Oder hatte all das gar keine Bedeutung? War das Leben von der Geburt bis zum Tod nur eine einfache Tragödie, die dem Zeitvertreib diente und nicht mehr Sinn hatte als der Stein dort vor ihm?
Kirk wusste zwar, dass seine Reise bald enden würde, doch obwohl sie so weit gegangen war, er verstand noch immer nicht, was ihn dazu getrieben hatte, sie zu machen oder fortzusetzen.
Jetzt, allein, sprach er ein einziges Wort in den Wind und den Staub hinein.
»Warum?«
Und zum ersten Mal seit zwei Jahrzehnten gab der Wächter der Ewigkeit Antwort …
Erster Teil
Babel
Die Eugenischen Kriege des späten 20. Jahrhunderts waren zwar seit über fünfzig Jahren beendet, doch das Böse, das sie hervorgebracht hatten, lebte weiter. Hass, Intoleranz, grenzenlose Gier, alle Eigenschaften, die die Menschheit bestens definierten, erwiesen sich, wie immer, als fruchtbarer Boden.
Die um die Jahrtausendwende noch ungeborene Generation wuchs mit einer Faszination für jene auf, die inmitten des Chaos Ordnung und Heil versprochen hatten.
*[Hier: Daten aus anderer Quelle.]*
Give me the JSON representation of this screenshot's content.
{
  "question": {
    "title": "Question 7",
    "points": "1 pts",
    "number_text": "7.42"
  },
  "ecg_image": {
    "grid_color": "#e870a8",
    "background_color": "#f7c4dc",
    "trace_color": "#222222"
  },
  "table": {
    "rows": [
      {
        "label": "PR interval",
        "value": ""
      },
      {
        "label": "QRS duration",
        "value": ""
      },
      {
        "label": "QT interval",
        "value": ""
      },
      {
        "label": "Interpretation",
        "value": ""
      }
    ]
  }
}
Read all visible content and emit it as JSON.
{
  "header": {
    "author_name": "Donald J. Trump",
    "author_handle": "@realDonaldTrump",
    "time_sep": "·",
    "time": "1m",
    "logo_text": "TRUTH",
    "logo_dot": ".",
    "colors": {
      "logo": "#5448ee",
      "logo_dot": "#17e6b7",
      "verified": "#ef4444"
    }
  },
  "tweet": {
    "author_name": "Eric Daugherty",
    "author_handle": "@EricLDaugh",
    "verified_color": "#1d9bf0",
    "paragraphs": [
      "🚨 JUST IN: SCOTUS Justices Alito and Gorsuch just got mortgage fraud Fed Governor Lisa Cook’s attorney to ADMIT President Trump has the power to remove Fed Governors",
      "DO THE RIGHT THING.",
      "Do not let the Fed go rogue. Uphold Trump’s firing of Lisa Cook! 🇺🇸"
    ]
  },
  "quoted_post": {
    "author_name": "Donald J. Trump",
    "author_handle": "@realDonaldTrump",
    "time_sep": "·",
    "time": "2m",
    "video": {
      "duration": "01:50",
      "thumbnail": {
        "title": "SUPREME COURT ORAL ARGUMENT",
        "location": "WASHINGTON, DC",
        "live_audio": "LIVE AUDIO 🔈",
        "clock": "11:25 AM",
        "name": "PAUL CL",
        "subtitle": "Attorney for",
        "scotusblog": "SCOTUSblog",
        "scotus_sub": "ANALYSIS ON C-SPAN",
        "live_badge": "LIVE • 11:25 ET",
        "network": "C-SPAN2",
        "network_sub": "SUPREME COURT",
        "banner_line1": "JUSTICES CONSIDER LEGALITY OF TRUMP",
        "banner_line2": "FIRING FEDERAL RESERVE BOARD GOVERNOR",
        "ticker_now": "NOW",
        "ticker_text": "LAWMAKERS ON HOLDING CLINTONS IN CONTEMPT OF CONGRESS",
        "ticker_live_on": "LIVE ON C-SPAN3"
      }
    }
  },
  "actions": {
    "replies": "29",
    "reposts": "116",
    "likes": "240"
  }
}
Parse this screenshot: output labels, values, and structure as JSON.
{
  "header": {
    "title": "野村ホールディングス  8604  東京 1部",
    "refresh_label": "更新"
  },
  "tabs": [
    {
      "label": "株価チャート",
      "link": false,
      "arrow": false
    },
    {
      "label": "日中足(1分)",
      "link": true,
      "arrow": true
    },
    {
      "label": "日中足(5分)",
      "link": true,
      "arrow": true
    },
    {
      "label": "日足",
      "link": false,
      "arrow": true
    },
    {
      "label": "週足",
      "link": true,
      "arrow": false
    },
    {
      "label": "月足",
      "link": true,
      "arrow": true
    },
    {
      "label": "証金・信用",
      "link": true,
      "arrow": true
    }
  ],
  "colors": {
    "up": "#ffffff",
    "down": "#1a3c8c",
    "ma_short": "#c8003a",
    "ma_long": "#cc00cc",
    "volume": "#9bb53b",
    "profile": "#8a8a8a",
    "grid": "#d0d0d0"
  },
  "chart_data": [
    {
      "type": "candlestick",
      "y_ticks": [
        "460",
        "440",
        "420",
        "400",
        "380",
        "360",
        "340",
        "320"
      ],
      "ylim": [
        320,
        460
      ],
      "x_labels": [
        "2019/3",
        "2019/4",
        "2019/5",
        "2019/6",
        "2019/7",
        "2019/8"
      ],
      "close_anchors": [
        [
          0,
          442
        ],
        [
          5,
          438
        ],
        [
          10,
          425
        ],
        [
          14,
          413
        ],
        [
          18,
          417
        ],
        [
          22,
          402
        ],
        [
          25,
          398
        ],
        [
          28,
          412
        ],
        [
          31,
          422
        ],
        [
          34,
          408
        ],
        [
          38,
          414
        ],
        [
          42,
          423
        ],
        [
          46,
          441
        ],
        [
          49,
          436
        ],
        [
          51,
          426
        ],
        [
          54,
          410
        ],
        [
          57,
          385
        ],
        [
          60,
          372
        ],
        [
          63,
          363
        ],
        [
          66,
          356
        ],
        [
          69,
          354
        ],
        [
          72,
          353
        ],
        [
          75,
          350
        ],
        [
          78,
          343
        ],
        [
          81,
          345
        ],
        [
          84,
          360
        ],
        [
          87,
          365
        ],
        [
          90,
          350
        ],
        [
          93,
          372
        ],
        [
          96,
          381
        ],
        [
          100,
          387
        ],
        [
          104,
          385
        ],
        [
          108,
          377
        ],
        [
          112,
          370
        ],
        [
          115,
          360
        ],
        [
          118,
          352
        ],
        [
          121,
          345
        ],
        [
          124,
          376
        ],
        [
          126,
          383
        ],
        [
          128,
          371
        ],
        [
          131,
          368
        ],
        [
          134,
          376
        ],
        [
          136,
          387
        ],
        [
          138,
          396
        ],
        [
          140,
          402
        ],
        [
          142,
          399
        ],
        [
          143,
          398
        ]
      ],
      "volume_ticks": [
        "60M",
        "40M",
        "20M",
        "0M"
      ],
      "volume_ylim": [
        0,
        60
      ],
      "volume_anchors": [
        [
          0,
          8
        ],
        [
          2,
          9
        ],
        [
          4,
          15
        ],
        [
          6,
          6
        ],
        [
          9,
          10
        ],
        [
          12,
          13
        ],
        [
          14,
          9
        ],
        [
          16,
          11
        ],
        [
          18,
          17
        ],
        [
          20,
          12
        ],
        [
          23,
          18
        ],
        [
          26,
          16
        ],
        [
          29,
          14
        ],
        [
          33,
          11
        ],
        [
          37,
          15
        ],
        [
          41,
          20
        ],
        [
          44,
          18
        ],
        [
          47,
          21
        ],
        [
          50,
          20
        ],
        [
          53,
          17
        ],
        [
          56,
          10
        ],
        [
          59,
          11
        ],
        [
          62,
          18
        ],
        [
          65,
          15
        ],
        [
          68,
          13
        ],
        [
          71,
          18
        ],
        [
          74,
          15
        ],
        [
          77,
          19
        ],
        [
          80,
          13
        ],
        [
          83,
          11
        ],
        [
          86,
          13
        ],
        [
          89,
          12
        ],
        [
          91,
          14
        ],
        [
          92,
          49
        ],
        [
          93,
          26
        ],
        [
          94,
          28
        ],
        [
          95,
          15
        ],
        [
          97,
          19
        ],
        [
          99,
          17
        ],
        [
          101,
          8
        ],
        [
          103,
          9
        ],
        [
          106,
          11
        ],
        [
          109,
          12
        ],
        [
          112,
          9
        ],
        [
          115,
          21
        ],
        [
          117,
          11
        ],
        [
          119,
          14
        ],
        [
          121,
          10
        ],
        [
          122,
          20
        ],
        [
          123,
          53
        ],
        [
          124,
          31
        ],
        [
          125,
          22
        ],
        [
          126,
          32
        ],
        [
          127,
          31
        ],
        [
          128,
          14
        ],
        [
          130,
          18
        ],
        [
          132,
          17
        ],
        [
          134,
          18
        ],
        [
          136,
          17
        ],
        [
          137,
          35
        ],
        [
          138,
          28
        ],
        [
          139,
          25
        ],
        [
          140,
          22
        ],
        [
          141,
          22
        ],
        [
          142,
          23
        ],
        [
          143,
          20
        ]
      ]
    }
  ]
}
In der Mitte der Welt des 21. Jahrhunderts, die unter den Umweltverbrechen des 20. zerbröselte, war dieses Versprechen ein berauschender Traum. Eine perfekte Welt war möglich – man musste nur die Fehler vermeiden, die Khan Noonian Singh und die seinen gemacht hatten.
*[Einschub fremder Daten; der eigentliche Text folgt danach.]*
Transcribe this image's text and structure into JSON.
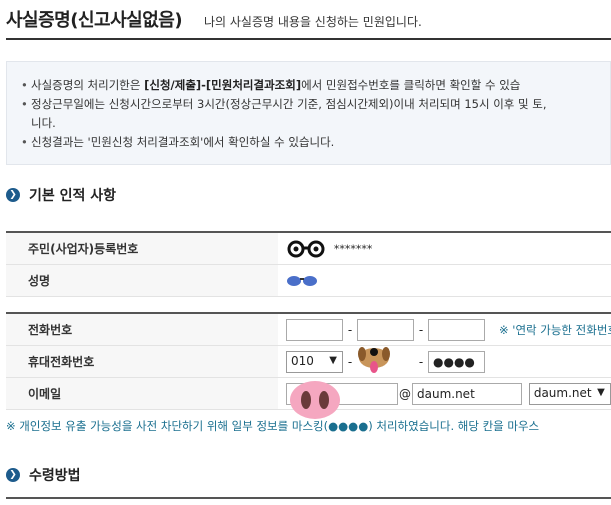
{
  "header": {
    "title": "사실증명(신고사실없음)",
    "subtitle": "나의 사실증명 내용을 신청하는 민원입니다."
  },
  "notice": {
    "line1_pre": "사실증명의 처리기한은 ",
    "line1_bold": "[신청/제출]-[민원처리결과조회]",
    "line1_post": "에서 민원접수번호를 클릭하면 확인할 수 있습",
    "line2": "정상근무일에는 신청시간으로부터 3시간(정상근무시간 기준, 점심시간제외)이내 처리되며 15시 이후 및 토,",
    "line2_cont": "니다.",
    "line3": "신청결과는 '민원신청 처리결과조회'에서 확인하실 수 있습니다."
  },
  "section_basic": {
    "title": "기본 인적 사항",
    "rrn_label": "주민(사업자)등록번호",
    "rrn_value": "*******",
    "name_label": "성명"
  },
  "contact": {
    "phone_label": "전화번호",
    "phone_note": "※ '연락 가능한 전화번호",
    "mobile_label": "휴대전화번호",
    "mobile_prefix": "010",
    "mobile_last": "●●●●",
    "email_label": "이메일",
    "email_at": "@",
    "email_domain": "daum.net",
    "email_domain_select": "daum.net",
    "separator": "-"
  },
  "privacy_note": "※ 개인정보 유출 가능성을 사전 차단하기 위해 일부 정보를 마스킹(●●●●) 처리하였습니다. 해당 칸을 마우스",
  "section_receive": {
    "title": "수령방법"
  },
  "colors": {
    "accent": "#1d5b8c",
    "note": "#1a6f8f"
  }
}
Adrik Thorsen gehörte zu der Generation, die entschlossen war, die Fehler der Vergangenheit nicht zu wiederholen.
Er hatte den leisen Ruf der Übermenschen durch die Epochen vernommen, die noch vor Khan existiert hatten. Er marschierte unter der roten Fahne mit dem schwarzen Adler der Optimum-Bewegung. Er trug die rote Uniform Colonel Greens. Er wachte jeden Tag mit dem Wissen auf, dass das Schicksal der Welt, der gesamten Menschheit, in den Händen jener lag, die den Willen hatten, drastische, notwendige Taten zu vollbringen.
Adrik Thorsen hatte diesen Willen, und in der Mitte des 21. Jahrhunderts wurde ihm in Nischen der Verzweiflung, in denen ganze Regionen in Anarchie und Hoffnungslosigkeit versanken, gestattet, seine Politik durchzusetzen.
Sein Perfektionsstreben begann mit der Ausrottung der Schwachen. Wer aufgrund von Gebrechen, Genetik, religiösem Glauben und politischer Überzeugung nicht optimal war, wurde als erster zur Auslöschung bestimmt. In der Anfangsphase hatte das Töten von Kindern aufgrund der Verfehlungen ihrer Eltern Thorsen noch bedrückt. Doch bald sah er in den Qualen, die er erlebte und schließlich überwand, ein Zeichen seiner eigenen zunehmenden Perfektion.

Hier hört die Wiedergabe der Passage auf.